The use of excessive force by British police officers particularly in their contact with black people has been a topic of discussion and cause for protest for decades. It has risen again to the fore now in the wake of the death of George Floyd in America, and the Black Lives Matter protests which are forcing a national conversation on systemic racism in Britain.
As for the presence of the far right, the Battle of Lewisham would eventually be considered the death knell for the National Front and its affiliates being taken seriously— at least as political forces. At the time it was difficult to “see it as a watershed” rather than simply one of many street clashes, says Steele-Perkins. Confrontations between fascist and anti-fascist groups and police would also flare up around the city and country-wide in the 1980s, but this event would always be deemed significant for being the first occasion on which the National Front were stopped from marching along their planned route.
"It did seem to me that they were facilitating something unacceptable: the march of fascists in a free London."
- Chris Steele-Perkins
The Battle of Lewisham is now commemorated in a mural in New Cross that attests to that significance despite the event’s relatively muted legacy in comparison, for example, to the 1936 Battle of Cable Street. What is intriguing about the mural is that by taking its inspiration from 1970s zines, instead of focusing on wholly original painted or illustrated images, striking photographs from the day have been adapted and incorporated into this public artwork.
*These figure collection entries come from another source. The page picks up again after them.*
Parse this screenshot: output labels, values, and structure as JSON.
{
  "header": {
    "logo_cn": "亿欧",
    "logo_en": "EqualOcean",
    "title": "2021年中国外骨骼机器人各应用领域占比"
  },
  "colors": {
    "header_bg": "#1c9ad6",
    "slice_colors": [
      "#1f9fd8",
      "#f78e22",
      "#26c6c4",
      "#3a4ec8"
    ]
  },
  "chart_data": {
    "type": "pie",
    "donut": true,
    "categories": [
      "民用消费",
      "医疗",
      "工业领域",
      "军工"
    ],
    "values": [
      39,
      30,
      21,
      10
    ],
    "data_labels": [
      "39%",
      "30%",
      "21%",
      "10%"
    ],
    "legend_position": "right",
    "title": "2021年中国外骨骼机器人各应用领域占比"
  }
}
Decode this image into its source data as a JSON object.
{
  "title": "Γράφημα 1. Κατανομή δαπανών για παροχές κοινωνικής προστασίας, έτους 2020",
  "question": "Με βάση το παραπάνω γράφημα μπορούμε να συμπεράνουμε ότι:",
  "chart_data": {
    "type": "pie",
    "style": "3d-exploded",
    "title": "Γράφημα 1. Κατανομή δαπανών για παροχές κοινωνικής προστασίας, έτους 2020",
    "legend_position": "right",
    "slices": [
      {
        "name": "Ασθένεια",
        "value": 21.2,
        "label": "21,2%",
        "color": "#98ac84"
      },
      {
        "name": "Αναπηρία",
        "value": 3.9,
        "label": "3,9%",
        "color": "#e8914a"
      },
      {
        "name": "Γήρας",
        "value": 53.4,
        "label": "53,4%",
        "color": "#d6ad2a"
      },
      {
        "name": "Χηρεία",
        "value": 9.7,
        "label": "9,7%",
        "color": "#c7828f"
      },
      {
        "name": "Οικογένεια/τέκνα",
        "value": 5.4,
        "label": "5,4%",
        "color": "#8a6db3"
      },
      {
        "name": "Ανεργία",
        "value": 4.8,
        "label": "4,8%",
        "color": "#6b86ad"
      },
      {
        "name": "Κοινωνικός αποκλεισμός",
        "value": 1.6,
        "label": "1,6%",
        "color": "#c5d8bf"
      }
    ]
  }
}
Marlow’s image of the Metropolitan Police officers behind riot shields appears as does Steele-Perkins’ photo of a black protester held in a chokehold by a police officer. A well-known image of Darcus Howe by Syd Shelton also appears. The mural was not created until 2019, and, together with the maroon plaque unveiled on the event’s 40th anniversary in 2017, is a long-awaited commemoration of a moment that contributed to the diminishing of far-right political power in the ‘70s and ‘80s. The mural is also a testament to the power of photography to create iconic images that can embody and reanimate a historical event for later generations.